Mengapa Kalimat ‘Syukurlah Cuma…” Itu Begitu Sakti? Kisah Ini Menggambarkannya

Ade Sulaeman

Penulis

Bersyukur Atas Anugerah Hari Ini

Intisari-Online.com – Pukul 8 pagi saya berada di Universitas. Dengan gembira saya bertanya pada mahasiswa saya bagaimana akhir pekan mereka.

Seorang pemuda mengatakan bahwa akhir pekannya tidak terlalu baik. Ia merasa benar-benar menghabiskan rasa bijaksananya. Pemuda itu kemudian bertanya mengapa saya selalu terlihat sangat ceria.

Pertanyaannya mengingatkan saya akan sesuatu yang pernah saya baca di suatu tempat sebelumnya.

“Setiap pagi saat kamu bangun, kamu punya pilihan bagaimana kamu bisa melanjutkan kehidupanmu hari itu,” kata saya pada pemuda itu. “Saya memilih untuk ceria. Biar saya beri contoh,” lanjut saya.

Enam puluh mahasiswa lainnya di kelas itu menghentikan obrolan mereka dan mulai mendengarkan percakapan kami.

“Selain mengajar di sini, saya juga mengajar di sebuah tempat kursus, yang jauhnya sekitar tujuh belas mil menyusuri jalan bebas hambatan dari tempat saya tinggal.

Suatu hari beberapa minggu lalu, saya mengemudikan mobil tujuh belas mil ke tempat kursus. Saya keluar dari jalan bebas hambatan dan berbelok. Hanya tinggal seperempat mil lagi menuju tempat kursus. Tapi, tiba-tiba mesin mobil saya mati.

Saya mencobanya, tapi mesinnya benar-benar tidak mau menyala. Saya nyalakan lampu kilat, meraih buku-buku saya, dan berjalan menuju tempat kursus.

Begitu sampai di tempat kursus, saya menelepon bengkel dan meminta mereka mengirimkan truk derek. Sekretaris di kantor menanyakan apa yang telah terjadi.

Ini hari keberuntungan saya, jawab saya sambil tersenyum.

Mobilmu rusak dan hari ini hari keberuntunganmu?

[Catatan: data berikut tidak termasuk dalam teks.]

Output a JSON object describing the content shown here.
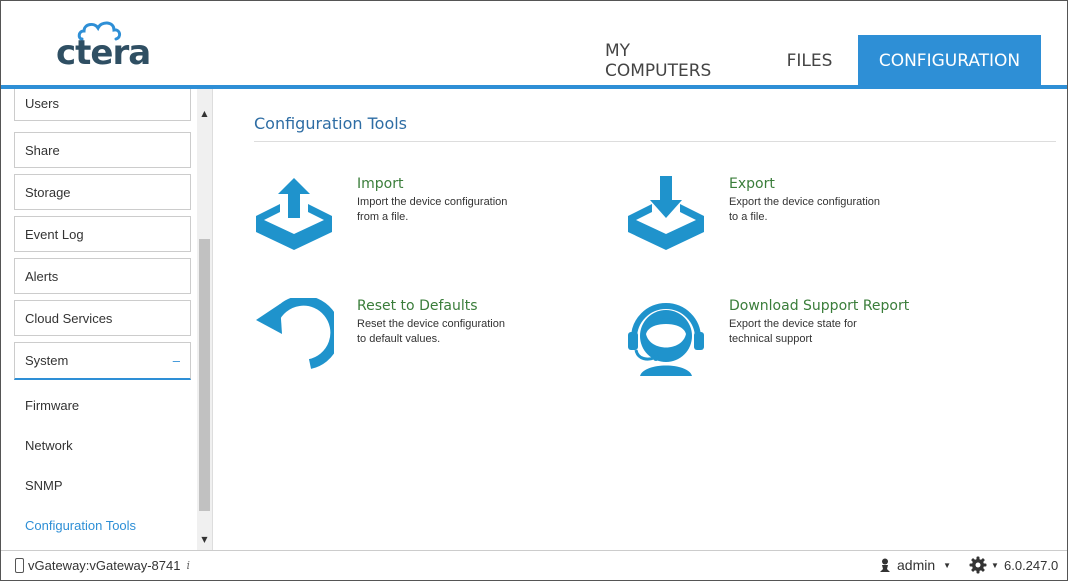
{
  "app": {
    "logo_text": "ctera"
  },
  "nav": {
    "tabs": [
      {
        "label": "MY COMPUTERS",
        "active": false
      },
      {
        "label": "FILES",
        "active": false
      },
      {
        "label": "CONFIGURATION",
        "active": true
      }
    ]
  },
  "sidebar": {
    "items": [
      {
        "label": "Users"
      },
      {
        "label": "Share"
      },
      {
        "label": "Storage"
      },
      {
        "label": "Event Log"
      },
      {
        "label": "Alerts"
      },
      {
        "label": "Cloud Services"
      },
      {
        "label": "System",
        "expanded": true,
        "toggle": "–"
      }
    ],
    "sub_items": [
      {
        "label": "Firmware",
        "active": false
      },
      {
        "label": "Network",
        "active": false
      },
      {
        "label": "SNMP",
        "active": false
      },
      {
        "label": "Configuration Tools",
        "active": true
      }
    ]
  },
  "main": {
    "title": "Configuration Tools",
    "tools": [
      {
        "label": "Import",
        "description": "Import the device configuration from a file.",
        "icon": "import-icon"
      },
      {
        "label": "Export",
        "description": "Export the device configuration to a file.",
        "icon": "export-icon"
      },
      {
        "label": "Reset to Defaults",
        "description": "Reset the device configuration to default values.",
        "icon": "reset-icon"
      },
      {
        "label": "Download Support Report",
        "description": "Export the device state for technical support",
        "icon": "support-headset-icon"
      }
    ]
  },
  "footer": {
    "device": "vGateway:vGateway-8741",
    "user": "admin",
    "version": "6.0.247.0"
  },
  "colors": {
    "accent": "#2e8fd6",
    "icon_blue": "#1f93cc",
    "tool_label_green": "#3a7d3a",
    "title_blue": "#2e6da4"
  }
}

Apa maksudmu? tanya sekretaris dengan bingung.

Saya tinggal tujuh belas mil dari sini, jawab saya. Mobil saya bisa saja mogok di sepanjang jalan bebas hambatan.

Tidak.

Sebagai gantinya, ia mogok di tempat yang tepat, yaitu dari jalan bebas hambatan, dan dari jarak saya bisa berjalan kaki ke tempat ini.

Saya masih bisa mengajar di kelas saya, dan saya bisa menelepon bengkel untuk mengirimkan truk derek lalu menemui saya di kelas.

Jika mobil saya memang dimaksudkan untuk rusak hari ini, tidak mungkin diatur dengan cara yang lebih nyaman.

Mata sekretaris itu terbuka lebar, dan kemudian ia tersenyum. Saya balas tersenyum dan menuju kelas. Dan sekarang saya sampaikan cerita itu di depan mahasiswa saya.”

Saya mengamati enam puluh wajah di ruang kuliah. Sepertinya tidak ada yang tertidur.

Entah bagaimana, cerita saya bisa menyihir mereka. Atau mungkin itu bukan cerita sama sekali.

Hanya karena dimulai dari pengamatan mahasiswa saya bahwa saya ceria.

Seorang bijak pernah berkata, “Siapa yang bicara lebih keras dari apapun yang bisa dikatakannya?”